Quand Napoléon prit le pouvoir, Gérard était à l'apogée de sa réputation et dans tout l'éclat de son talent. Ses portraits l'avaient rendu célèbre : certains d'entre eux, celui d'Isabey, celui de Brongniart et surtout celui de Madame Récamier l'avaient consacré grand portraitiste. A vrai dire, Gérard ne brillait pas par la vivacité de l'expression ni par la vigueur du modelé ; ses personnages étaient toujours marqués d'une sorte de morbidesse, mais qui se rachetait par une élégance raffinée et par un charme incontestable. Gérard ne sacrifia jamais la ressemblance, mais il possédait un incomparable tour de main pour embellir ses modèles : aussi fut-il le peintre préféré des femmes. La cour l'adopta aussi : il eut à peindre Madame Laetitia, l'impératrice Joséphine et l'Empereur lui-même en costume de gala. Napoléon, qui ne manquait pas de coquetterie, ne fut pas insensible à la flatterie de Gérard qui accentua encore, en l'affadissant il est vrai, la beauté romaine de son visage. Il se montra ravi de son portrait. Il eut alors la singulière idée de vouloir faire de Gérard un peintre de batailles et il le chargea de peindre la Bataille d'Austerlitz. Gérard fit de son mieux : sa composition ne manque ni d'habileté ni d'harmonie, mais on n'y trouve pas cet élan, cette fougue dont Gros animait les siennes ; il n'était pas taillé pour le genre héroïque.
La chute de l'Empire ne porta aucune atteinte à sa faveur, qui s'accrut encore avec la Restauration.
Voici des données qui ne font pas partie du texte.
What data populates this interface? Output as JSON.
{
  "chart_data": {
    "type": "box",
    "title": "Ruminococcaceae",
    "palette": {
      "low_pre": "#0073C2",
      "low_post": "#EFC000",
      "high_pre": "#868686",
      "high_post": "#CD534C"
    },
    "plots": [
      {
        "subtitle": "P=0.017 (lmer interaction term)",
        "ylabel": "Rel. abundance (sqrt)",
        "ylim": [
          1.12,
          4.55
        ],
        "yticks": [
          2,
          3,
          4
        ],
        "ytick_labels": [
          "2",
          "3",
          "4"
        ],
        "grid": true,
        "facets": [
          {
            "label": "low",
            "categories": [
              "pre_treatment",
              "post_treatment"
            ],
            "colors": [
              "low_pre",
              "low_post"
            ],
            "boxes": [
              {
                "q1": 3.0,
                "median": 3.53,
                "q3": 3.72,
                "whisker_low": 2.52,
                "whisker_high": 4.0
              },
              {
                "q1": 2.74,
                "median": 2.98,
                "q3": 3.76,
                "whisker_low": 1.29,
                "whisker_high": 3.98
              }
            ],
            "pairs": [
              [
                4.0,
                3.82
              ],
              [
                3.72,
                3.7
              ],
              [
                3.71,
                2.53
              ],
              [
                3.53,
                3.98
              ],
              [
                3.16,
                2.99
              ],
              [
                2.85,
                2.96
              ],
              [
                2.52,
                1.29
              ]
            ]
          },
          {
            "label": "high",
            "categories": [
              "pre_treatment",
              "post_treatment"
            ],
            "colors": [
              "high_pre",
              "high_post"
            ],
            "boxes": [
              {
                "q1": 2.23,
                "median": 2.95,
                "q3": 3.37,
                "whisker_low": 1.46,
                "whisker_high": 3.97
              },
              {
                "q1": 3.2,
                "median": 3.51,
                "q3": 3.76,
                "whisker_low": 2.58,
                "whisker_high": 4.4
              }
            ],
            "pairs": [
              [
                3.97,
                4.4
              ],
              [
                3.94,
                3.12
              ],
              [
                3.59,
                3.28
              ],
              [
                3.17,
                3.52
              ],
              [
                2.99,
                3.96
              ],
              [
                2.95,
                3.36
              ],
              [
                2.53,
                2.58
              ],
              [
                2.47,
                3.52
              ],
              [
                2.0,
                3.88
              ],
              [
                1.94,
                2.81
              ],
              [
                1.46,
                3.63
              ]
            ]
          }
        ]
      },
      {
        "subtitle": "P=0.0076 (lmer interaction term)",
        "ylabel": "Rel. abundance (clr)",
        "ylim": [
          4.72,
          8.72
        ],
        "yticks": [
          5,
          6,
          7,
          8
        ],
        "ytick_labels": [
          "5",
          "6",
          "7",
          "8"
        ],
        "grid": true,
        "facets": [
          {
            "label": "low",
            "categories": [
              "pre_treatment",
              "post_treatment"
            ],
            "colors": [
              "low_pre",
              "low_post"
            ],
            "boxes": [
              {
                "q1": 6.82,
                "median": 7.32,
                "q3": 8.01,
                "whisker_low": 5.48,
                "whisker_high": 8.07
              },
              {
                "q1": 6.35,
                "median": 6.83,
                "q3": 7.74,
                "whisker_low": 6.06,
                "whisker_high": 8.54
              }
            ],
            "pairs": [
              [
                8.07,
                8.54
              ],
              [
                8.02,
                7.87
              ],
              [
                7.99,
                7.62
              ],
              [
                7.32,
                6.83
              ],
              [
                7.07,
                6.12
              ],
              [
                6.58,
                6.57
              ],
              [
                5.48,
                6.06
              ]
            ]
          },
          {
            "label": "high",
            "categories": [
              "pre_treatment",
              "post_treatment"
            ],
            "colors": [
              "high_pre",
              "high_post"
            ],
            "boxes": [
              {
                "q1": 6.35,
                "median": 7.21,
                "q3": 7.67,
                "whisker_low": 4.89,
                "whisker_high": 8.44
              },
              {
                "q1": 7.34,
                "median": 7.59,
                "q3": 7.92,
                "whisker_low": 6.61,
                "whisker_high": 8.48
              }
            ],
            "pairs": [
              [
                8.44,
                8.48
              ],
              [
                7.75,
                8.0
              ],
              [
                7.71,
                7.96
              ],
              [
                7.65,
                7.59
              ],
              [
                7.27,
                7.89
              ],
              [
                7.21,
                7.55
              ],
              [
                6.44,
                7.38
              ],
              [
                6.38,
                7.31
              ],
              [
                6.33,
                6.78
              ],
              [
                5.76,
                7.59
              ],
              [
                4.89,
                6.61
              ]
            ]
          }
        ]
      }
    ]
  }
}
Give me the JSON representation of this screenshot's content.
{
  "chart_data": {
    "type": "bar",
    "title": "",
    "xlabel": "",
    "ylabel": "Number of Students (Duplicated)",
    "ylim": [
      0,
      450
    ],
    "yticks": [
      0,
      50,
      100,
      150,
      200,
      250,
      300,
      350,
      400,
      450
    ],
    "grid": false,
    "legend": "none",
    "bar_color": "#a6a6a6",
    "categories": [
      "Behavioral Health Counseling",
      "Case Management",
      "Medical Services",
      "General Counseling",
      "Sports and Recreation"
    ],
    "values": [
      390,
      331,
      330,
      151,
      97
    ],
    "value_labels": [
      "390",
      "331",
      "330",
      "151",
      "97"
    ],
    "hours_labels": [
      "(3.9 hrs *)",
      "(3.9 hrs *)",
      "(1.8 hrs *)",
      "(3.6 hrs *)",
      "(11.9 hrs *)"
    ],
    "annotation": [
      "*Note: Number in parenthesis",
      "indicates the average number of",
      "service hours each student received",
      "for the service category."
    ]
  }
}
Il devint le peintre de la famille royale, comme il avait été celui de la famille impériale. Il reçut le titre de premier peintre du roi et fut créé baron en 1819.
Malgré la gloire dont il jouit de son vivant, Gérard n'égale pas les autres grands peintres de son époque ; il ne vient qu'assez loin derrière David, Gros et Prud'hon. Il n'en est pas moins un artiste délicat et gracieux, les chairs de ses personnages ont des teintes ivoirines très plaisantes, mais qu'il poussa parfois jusqu'à l'exagération. Quelques-unes de ses toiles, comme Psyché, sont de tout premier ordre.
Psyché recevant le premier baiser de L'Amour parut au Salon de 1798. Il fut payé 6.000 francs au peintre en 1801, puis acheté par l'État pour 28.100 francs en 1822, à la vente du baron Rapp.
Hauteur : 186 cm – Largeur : 132 cm.